Apa kiat sukses di bidang ini?
Saya pernah baca, ada pepatah dari Cina atau Jepang, saya agak lupa, tapi kata-katanya membuat saya bersemangat: "Belajar soal teh akan seumur hidup." Benar saja, sampai hari ini rasanya saya selalu merasa mendapatkan ilmu baru mengenai teh. Bayangkan saja, teh sudah ada sejak 5.000 tahun lalu, sangat terkenal di Asia, dan berbagai jenis teh pun dihasilkan.
Pernah dengar teh gurih dari Jepang? Namanya Gyokuro, cara untuk memanen daun tehnya pun unik. Kebun teh akan ditutupi kain kasa atau tirai bambu untuk memaksa klorofil dalam daun bekerja maksimal, sehingga pucuk daun warnanya sangat hijau. Hasilnya, daun teh ini rasanya seperti kaldu yang gurih. Sama halnya di Indonesia, sebenarnya banyak teh yang enak.
Keluarga mendukung?
Keluarga saya sangat mendukung kegiatan saya, begitu juga suami. Namun sama seperti pasangan lain, tentu suami tak ingin istrinya melupakan tugas utama mengurus rumah tangga. Soalnya, kegiatan saya ini bukan murni bisnis, tapi lebih banyak sosialisasi, yang bukan untuk mendapatkan sumber uang.
Teh ibarat seni bagi saya, tak bisa diukur dengan kepuasan mendapatkan materi. Ketika saya banyak pekerjaan sebagai pembicara teh, hasilnya juga pasti saya belikan lagi teh dan peralatannya, ha ha ha...

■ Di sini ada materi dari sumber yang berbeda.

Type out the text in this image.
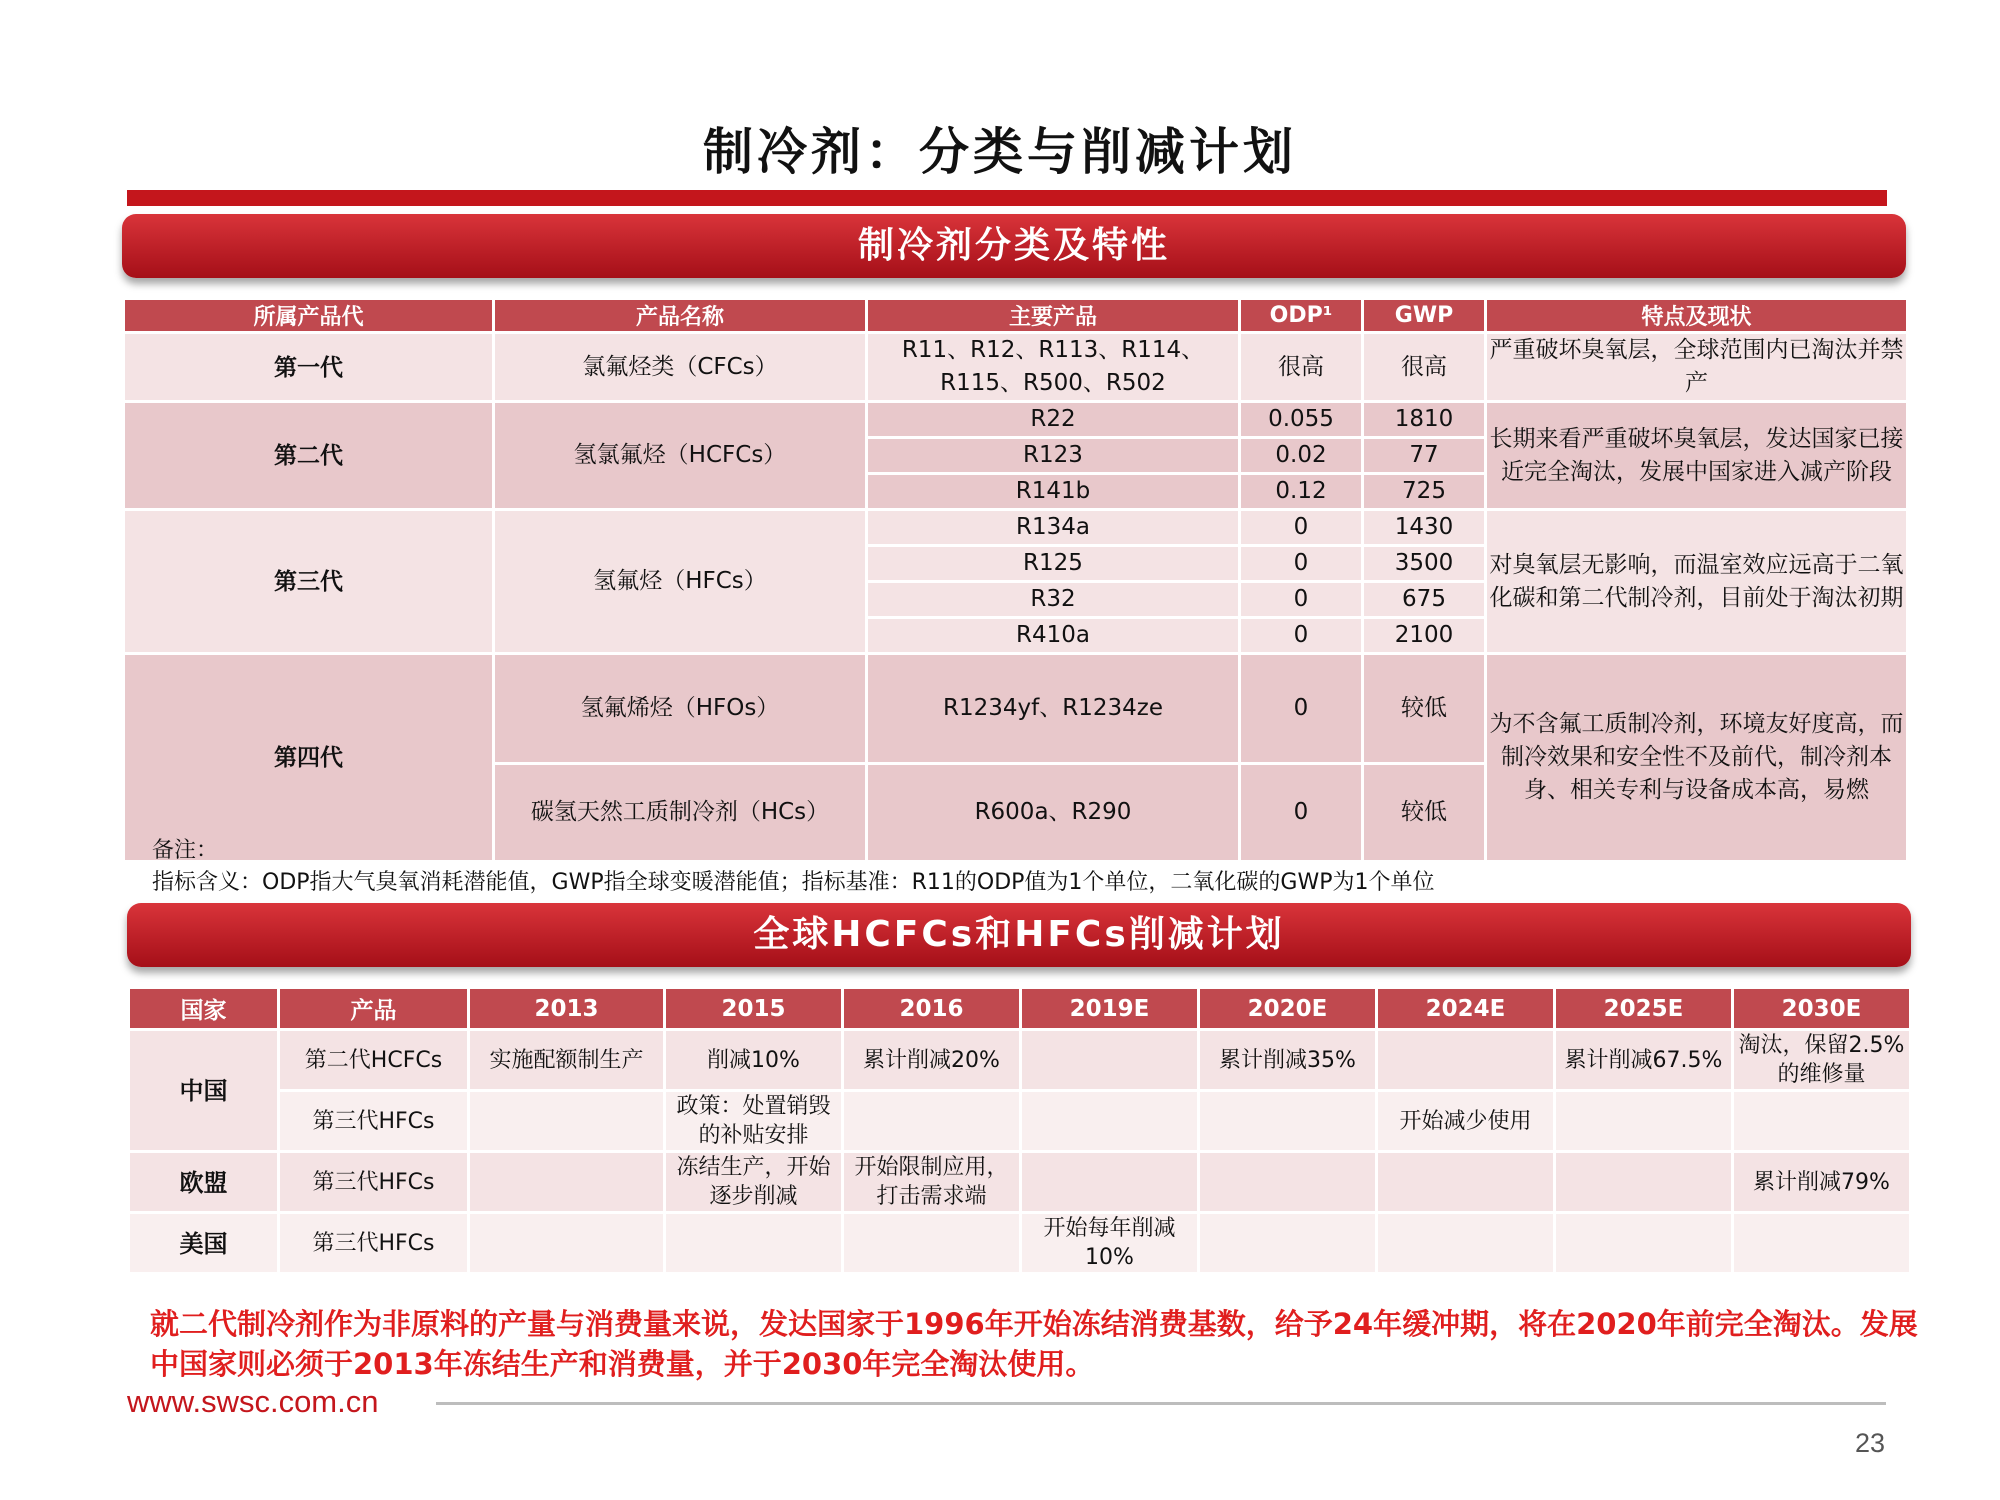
制冷剂：分类与削减计划
制冷剂分类及特性
所属产品代	产品名称	主要产品	ODP¹	GWP	特点及现状
第一代	氯氟烃类（CFCs）	R11、R12、R113、R114、R115、R500、R502	很高	很高	严重破坏臭氧层，全球范围内已淘汰并禁产
第二代	氢氯氟烃（HCFCs）	R22	0.055	1810	长期来看严重破坏臭氧层，发达国家已接近完全淘汰，发展中国家进入减产阶段
		R123	0.02	77	
		R141b	0.12	725	
第三代	氢氟烃（HFCs）	R134a	0	1430	对臭氧层无影响，而温室效应远高于二氧化碳和第二代制冷剂，目前处于淘汰初期
		R125	0	3500	
		R32	0	675	
		R410a	0	2100	
第四代	氢氟烯烃（HFOs）	R1234yf、R1234ze	0	较低	为不含氟工质制冷剂，环境友好度高，而制冷效果和安全性不及前代，制冷剂本身、相关专利与设备成本高，易燃
	碳氢天然工质制冷剂（HCs）	R600a、R290	0	较低	
备注：
指标含义：ODP指大气臭氧消耗潜能值，GWP指全球变暖潜能值；指标基准：R11的ODP值为1个单位，二氧化碳的GWP为1个单位
全球HCFCs和HFCs削减计划
国家	产品	2013	2015	2016	2019E	2020E	2024E	2025E	2030E
中国	第二代HCFCs	实施配额制生产	削减10%	累计削减20%		累计削减35%		累计削减67.5%	淘汰，保留2.5%的维修量
	第三代HFCs		政策：处置销毁的补贴安排				开始减少使用		
欧盟	第三代HFCs		冻结生产，开始逐步削减	开始限制应用，打击需求端					累计削减79%
美国	第三代HFCs				开始每年削减10%				
就二代制冷剂作为非原料的产量与消费量来说，发达国家于1996年开始冻结消费基数，给予24年缓冲期，将在2020年前完全淘汰。发展中国家则必须于2013年冻结生产和消费量，并于2030年完全淘汰使用。
www.swsc.com.cn
23
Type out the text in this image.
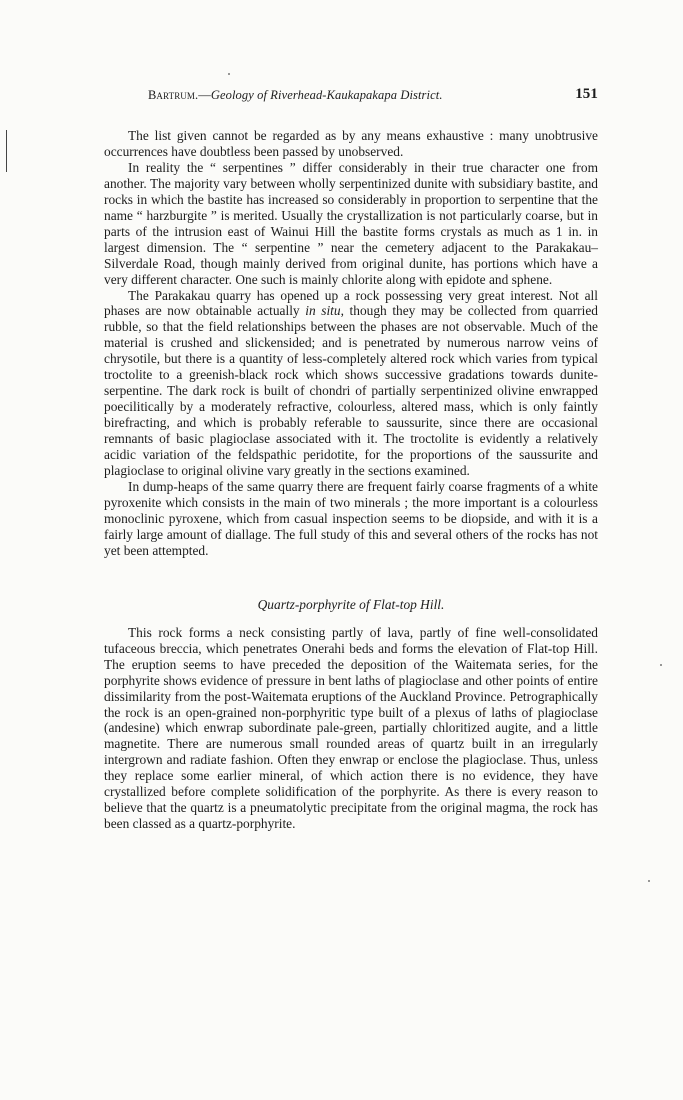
Bartrum.—Geology of Riverhead-Kaukapakapa District.	151

The list given cannot be regarded as by any means exhaustive : many unobtrusive occurrences have doubtless been passed by unobserved.

In reality the “ serpentines ” differ considerably in their true character one from another. The majority vary between wholly serpentinized dunite with subsidiary bastite, and rocks in which the bastite has increased so considerably in proportion to serpentine that the name “ harzburgite ” is merited. Usually the crystallization is not particularly coarse, but in parts of the intrusion east of Wainui Hill the bastite forms crystals as much as 1 in. in largest dimension. The “ serpentine ” near the cemetery adjacent to the Parakakau–Silverdale Road, though mainly derived from original dunite, has portions which have a very different character. One such is mainly chlorite along with epidote and sphene.

The Parakakau quarry has opened up a rock possessing very great interest. Not all phases are now obtainable actually in situ, though they may be collected from quarried rubble, so that the field relationships between the phases are not observable. Much of the material is crushed and slickensided; and is penetrated by numerous narrow veins of chrysotile, but there is a quantity of less-completely altered rock which varies from typical troctolite to a greenish-black rock which shows successive gradations towards dunite-serpentine. The dark rock is built of chondri of partially serpentinized olivine enwrapped poecilitically by a moderately refractive, colourless, altered mass, which is only faintly birefracting, and which is probably referable to saussurite, since there are occasional remnants of basic plagioclase associated with it. The troctolite is evidently a relatively acidic variation of the feldspathic peridotite, for the proportions of the saussurite and plagioclase to original olivine vary greatly in the sections examined.

In dump-heaps of the same quarry there are frequent fairly coarse fragments of a white pyroxenite which consists in the main of two minerals ; the more important is a colourless monoclinic pyroxene, which from casual inspection seems to be diopside, and with it is a fairly large amount of diallage. The full study of this and several others of the rocks has not yet been attempted.

Quartz-porphyrite of Flat-top Hill.

This rock forms a neck consisting partly of lava, partly of fine well-consolidated tufaceous breccia, which penetrates Onerahi beds and forms the elevation of Flat-top Hill. The eruption seems to have preceded the deposition of the Waitemata series, for the porphyrite shows evidence of pressure in bent laths of plagioclase and other points of entire dissimilarity from the post-Waitemata eruptions of the Auckland Province. Petrographically the rock is an open-grained non-porphyritic type built of a plexus of laths of plagioclase (andesine) which enwrap subordinate pale-green, partially chloritized augite, and a little magnetite. There are numerous small rounded areas of quartz built in an irregularly intergrown and radiate fashion. Often they enwrap or enclose the plagioclase. Thus, unless they replace some earlier mineral, of which action there is no evidence, they have crystallized before complete solidification of the porphyrite. As there is every reason to believe that the quartz is a pneumatolytic precipitate from the original magma, the rock has been classed as a quartz-porphyrite.
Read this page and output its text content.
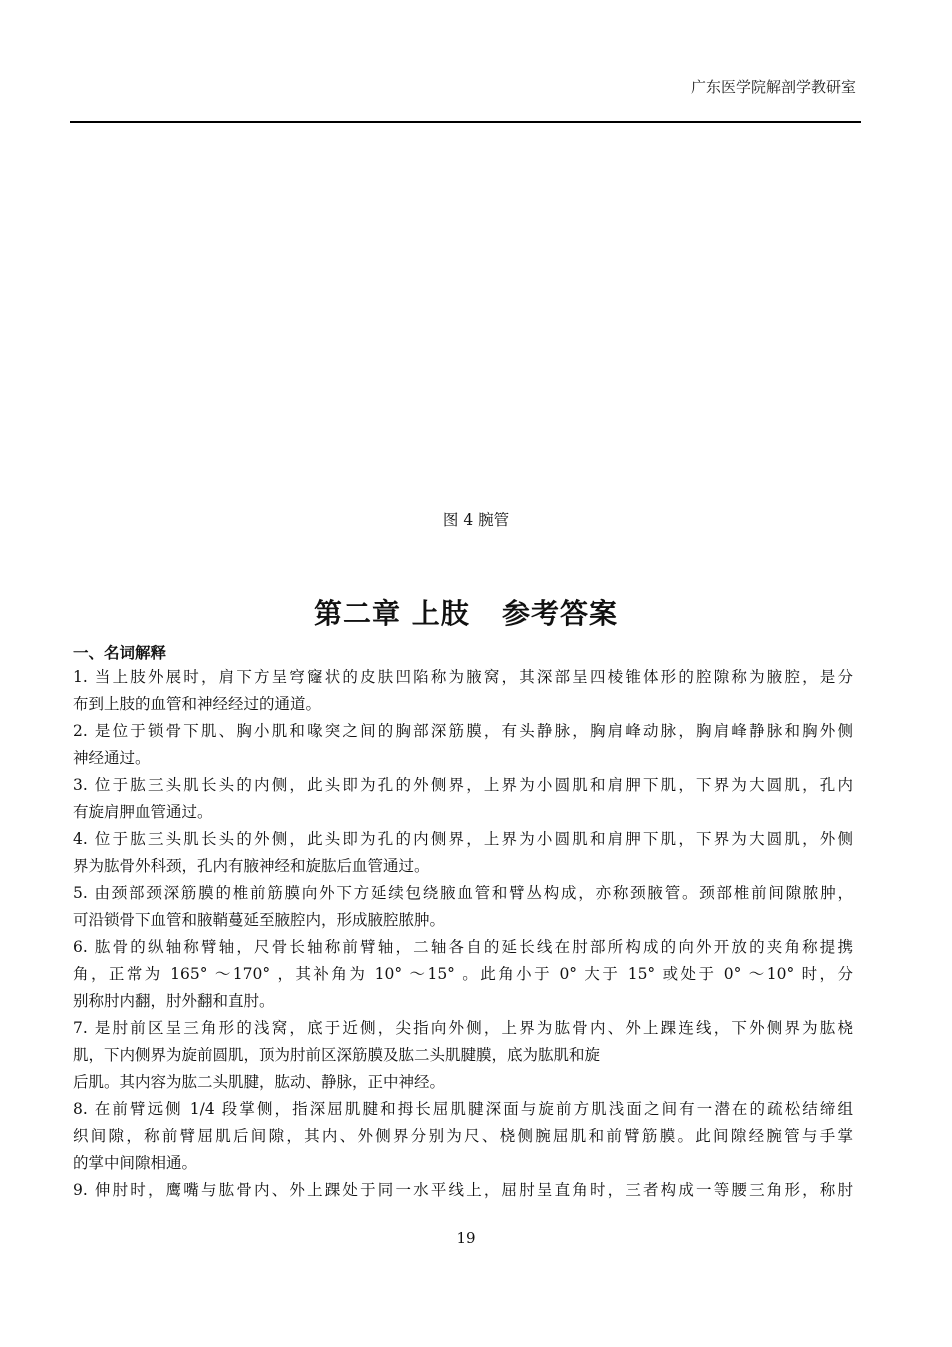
广东医学院解剖学教研室
图 4 腕管
第二章 上肢   参考答案
一、名词解释
1. 当上肢外展时，肩下方呈穹窿状的皮肤凹陷称为腋窝，其深部呈四棱锥体形的腔隙称为腋腔，是分
布到上肢的血管和神经经过的通道。
2. 是位于锁骨下肌、胸小肌和喙突之间的胸部深筋膜，有头静脉，胸肩峰动脉，胸肩峰静脉和胸外侧
神经通过。
3. 位于肱三头肌长头的内侧，此头即为孔的外侧界，上界为小圆肌和肩胛下肌，下界为大圆肌，孔内
有旋肩胛血管通过。
4. 位于肱三头肌长头的外侧，此头即为孔的内侧界，上界为小圆肌和肩胛下肌，下界为大圆肌，外侧
界为肱骨外科颈，孔内有腋神经和旋肱后血管通过。
5. 由颈部颈深筋膜的椎前筋膜向外下方延续包绕腋血管和臂丛构成，亦称颈腋管。颈部椎前间隙脓肿，
可沿锁骨下血管和腋鞘蔓延至腋腔内，形成腋腔脓肿。
6. 肱骨的纵轴称臂轴，尺骨长轴称前臂轴，二轴各自的延长线在肘部所构成的向外开放的夹角称提携
角，正常为 165° ～170° ，其补角为 10° ～15° 。此角小于 0° 大于 15° 或处于 0° ～10° 时，分
别称肘内翻，肘外翻和直肘。
7. 是肘前区呈三角形的浅窝，底于近侧，尖指向外侧，上界为肱骨内、外上踝连线，下外侧界为肱桡
肌，下内侧界为旋前圆肌，顶为肘前区深筋膜及肱二头肌腱膜，底为肱肌和旋
后肌。其内容为肱二头肌腱，肱动、静脉，正中神经。
8. 在前臂远侧 1/4 段掌侧，指深屈肌腱和拇长屈肌腱深面与旋前方肌浅面之间有一潜在的疏松结缔组
织间隙，称前臂屈肌后间隙，其内、外侧界分别为尺、桡侧腕屈肌和前臂筋膜。此间隙经腕管与手掌
的掌中间隙相通。
9. 伸肘时，鹰嘴与肱骨内、外上踝处于同一水平线上，屈肘呈直角时，三者构成一等腰三角形，称肘
19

Ada obsesi lain yang ingin dicapai?
Selain ingin industri teh di Indonesia semakin "seksi", saya ingin terus mempromosikan agar pasar teh Indonesia semakin dilirik mata dunia. Saya juga punya keinginan, maskapai penerbangan besar di Indonesia, kantor-kantor BUMN, serta perusahaan besar di Indonesia mendukung gerakan teh lokal dengan memberi jamuan teh asli Indonesia, bukan teh impor.
Tahun 2014 ini, saya bersama teman sudah berniat untuk mewujudkan Tea Institute. Jadi akan ada kelas untuk masyarakat awam yang ingin belajar mengenal teh. Kelas yang tersedia juga diperuntukan bagi pelaku industri teh, untuk menunjang pekerjaannya. Rencananya kelas ini akan digilir di beberapa kafe atau lokasi yang nyaman. Nantinya, jika berhasil, ingin punya gedung sendiri dan bisa berdiri seperti sekolah perhotelan, yang memang mengajarkan soal teh. Semoga semua segera terwujud.